John remembers finding out his wife Sue was expecting twins.

“I was freaked out, actually!” he laughed.

“All I could imagine was three car seats across the back seat of the car. And that’s what we had. But yes, that was a pretty special time.” He now boasts nine grandchildren aged seven to 18, but no more twins.

His advice for fathers in 2020?

“Enjoy your children and grandchildren while they are young, and give them memories to look back on.”

“It’s an unusual year that we hope is to never be repeated. I just hope people are safe and well, on Father’s Day and every other day,” John said.

Henry Milne – four generations, Nangiloc

CITRUS runs in the blood of the Milne family from Nangiloc, as 84-year-old Henry Milne remembers well.

“We were at Nangiloc for over 60 years.”

“We were trying to grow oranges. Well, we were trying to sell oranges,” he laughed.

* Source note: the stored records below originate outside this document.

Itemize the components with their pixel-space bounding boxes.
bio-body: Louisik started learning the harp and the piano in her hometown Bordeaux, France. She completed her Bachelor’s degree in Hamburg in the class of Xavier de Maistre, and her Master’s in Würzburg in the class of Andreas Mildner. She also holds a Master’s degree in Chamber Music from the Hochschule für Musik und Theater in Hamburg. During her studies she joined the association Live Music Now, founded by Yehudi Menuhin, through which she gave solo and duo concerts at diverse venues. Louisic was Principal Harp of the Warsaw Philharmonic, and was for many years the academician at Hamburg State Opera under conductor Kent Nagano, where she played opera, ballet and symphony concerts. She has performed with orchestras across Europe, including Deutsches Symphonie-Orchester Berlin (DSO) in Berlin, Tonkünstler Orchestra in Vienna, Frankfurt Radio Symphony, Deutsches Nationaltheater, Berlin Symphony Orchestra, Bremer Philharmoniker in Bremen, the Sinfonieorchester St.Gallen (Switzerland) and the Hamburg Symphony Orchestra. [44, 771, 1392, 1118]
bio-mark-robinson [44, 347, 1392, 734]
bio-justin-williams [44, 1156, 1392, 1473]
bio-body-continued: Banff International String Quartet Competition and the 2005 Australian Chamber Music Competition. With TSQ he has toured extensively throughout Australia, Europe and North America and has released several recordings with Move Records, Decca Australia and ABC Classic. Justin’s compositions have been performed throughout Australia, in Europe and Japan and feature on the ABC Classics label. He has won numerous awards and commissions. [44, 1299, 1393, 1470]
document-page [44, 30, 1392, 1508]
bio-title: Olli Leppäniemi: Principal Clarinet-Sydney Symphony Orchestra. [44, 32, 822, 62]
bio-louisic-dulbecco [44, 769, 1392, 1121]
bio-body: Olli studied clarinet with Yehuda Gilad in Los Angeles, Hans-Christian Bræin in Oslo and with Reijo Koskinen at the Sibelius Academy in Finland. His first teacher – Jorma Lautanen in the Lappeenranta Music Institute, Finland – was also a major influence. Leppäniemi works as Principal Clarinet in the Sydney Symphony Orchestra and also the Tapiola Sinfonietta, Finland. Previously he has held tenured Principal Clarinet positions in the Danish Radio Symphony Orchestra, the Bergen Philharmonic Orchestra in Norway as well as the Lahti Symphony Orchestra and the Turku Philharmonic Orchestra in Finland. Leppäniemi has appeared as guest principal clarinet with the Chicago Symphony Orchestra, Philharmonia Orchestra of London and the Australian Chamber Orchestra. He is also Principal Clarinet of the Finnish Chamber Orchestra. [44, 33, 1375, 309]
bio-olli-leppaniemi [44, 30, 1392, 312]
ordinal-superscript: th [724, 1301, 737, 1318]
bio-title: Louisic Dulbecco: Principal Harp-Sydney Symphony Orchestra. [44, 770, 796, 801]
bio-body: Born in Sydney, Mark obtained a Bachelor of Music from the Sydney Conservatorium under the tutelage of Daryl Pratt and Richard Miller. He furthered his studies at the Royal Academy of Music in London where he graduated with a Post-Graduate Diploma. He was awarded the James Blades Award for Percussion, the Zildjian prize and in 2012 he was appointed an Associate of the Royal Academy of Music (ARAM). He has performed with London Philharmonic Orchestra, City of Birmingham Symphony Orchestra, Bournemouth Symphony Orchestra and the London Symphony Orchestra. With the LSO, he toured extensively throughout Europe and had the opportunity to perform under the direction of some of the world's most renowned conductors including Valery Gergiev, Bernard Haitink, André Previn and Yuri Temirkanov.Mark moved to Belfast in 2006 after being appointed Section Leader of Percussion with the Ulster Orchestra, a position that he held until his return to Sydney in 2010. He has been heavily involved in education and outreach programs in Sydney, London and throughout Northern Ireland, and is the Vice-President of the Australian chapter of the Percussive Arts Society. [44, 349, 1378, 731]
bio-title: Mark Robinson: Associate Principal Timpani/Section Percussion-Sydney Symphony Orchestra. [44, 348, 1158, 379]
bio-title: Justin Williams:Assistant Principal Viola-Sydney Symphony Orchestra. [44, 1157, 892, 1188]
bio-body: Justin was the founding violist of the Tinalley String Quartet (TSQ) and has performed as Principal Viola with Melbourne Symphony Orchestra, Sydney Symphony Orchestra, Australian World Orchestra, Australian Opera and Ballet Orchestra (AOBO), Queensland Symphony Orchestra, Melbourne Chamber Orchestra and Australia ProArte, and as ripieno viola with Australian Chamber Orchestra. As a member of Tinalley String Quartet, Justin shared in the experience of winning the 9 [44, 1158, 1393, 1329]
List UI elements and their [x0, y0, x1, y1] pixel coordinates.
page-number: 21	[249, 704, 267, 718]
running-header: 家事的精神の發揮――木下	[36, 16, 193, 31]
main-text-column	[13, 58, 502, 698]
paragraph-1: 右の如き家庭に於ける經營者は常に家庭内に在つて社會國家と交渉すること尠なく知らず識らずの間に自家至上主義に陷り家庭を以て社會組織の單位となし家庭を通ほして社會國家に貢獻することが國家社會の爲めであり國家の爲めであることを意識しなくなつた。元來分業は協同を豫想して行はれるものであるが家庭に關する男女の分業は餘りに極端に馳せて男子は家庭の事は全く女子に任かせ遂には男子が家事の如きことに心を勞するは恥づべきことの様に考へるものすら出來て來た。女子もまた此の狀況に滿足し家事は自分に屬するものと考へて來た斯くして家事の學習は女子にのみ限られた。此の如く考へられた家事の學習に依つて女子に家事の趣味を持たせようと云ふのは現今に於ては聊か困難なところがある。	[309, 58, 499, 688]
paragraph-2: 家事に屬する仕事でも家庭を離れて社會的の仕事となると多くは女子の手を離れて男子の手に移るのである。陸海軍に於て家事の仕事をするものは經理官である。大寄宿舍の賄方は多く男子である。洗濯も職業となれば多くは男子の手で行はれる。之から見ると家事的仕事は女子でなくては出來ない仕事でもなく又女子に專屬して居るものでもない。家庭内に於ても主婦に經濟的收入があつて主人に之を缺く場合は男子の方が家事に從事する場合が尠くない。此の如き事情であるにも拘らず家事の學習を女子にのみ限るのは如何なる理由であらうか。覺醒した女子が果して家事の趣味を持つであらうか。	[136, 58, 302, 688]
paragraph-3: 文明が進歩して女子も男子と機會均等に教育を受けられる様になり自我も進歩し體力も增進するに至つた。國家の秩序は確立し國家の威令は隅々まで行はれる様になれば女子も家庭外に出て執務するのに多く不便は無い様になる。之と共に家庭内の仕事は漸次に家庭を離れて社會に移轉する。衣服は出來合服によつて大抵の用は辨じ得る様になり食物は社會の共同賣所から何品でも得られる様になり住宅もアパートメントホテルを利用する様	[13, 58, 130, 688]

“It’s easy to grow ‘em, the trick is to sell them at a profit, and get paid.”

Henry and his wife Lyn moved to Red Cliffs seven years ago, but still have their old farmhouse at Nangiloc next to sons, Doug and Brett.

Known as the family historian, one of Henry’s pastimes these days is sifting through his collection of family photo albums.

It now boasts his five children, 12 grandchildren, and four great-grandchildren.

Henry was born in “the Cooee guesthouse”, then Red Cliffs hospital, in January 1936.

“I went to school at Cardross, and later the Mildura High School.”

He was the youngest of six children, the baby of the family.

“And I’m the last one left of that lot,” he said.

Having now seen generations of Father’s Days, Henry reminisced on his first.

“I would have been on my father’s hip at one year old,” he said.

His advice to fathers in 2020 is simple.

“Spend time with the kids. Because you’ve only got ‘em once.”

Happy Father’s Day to the Dads across Sunraysia.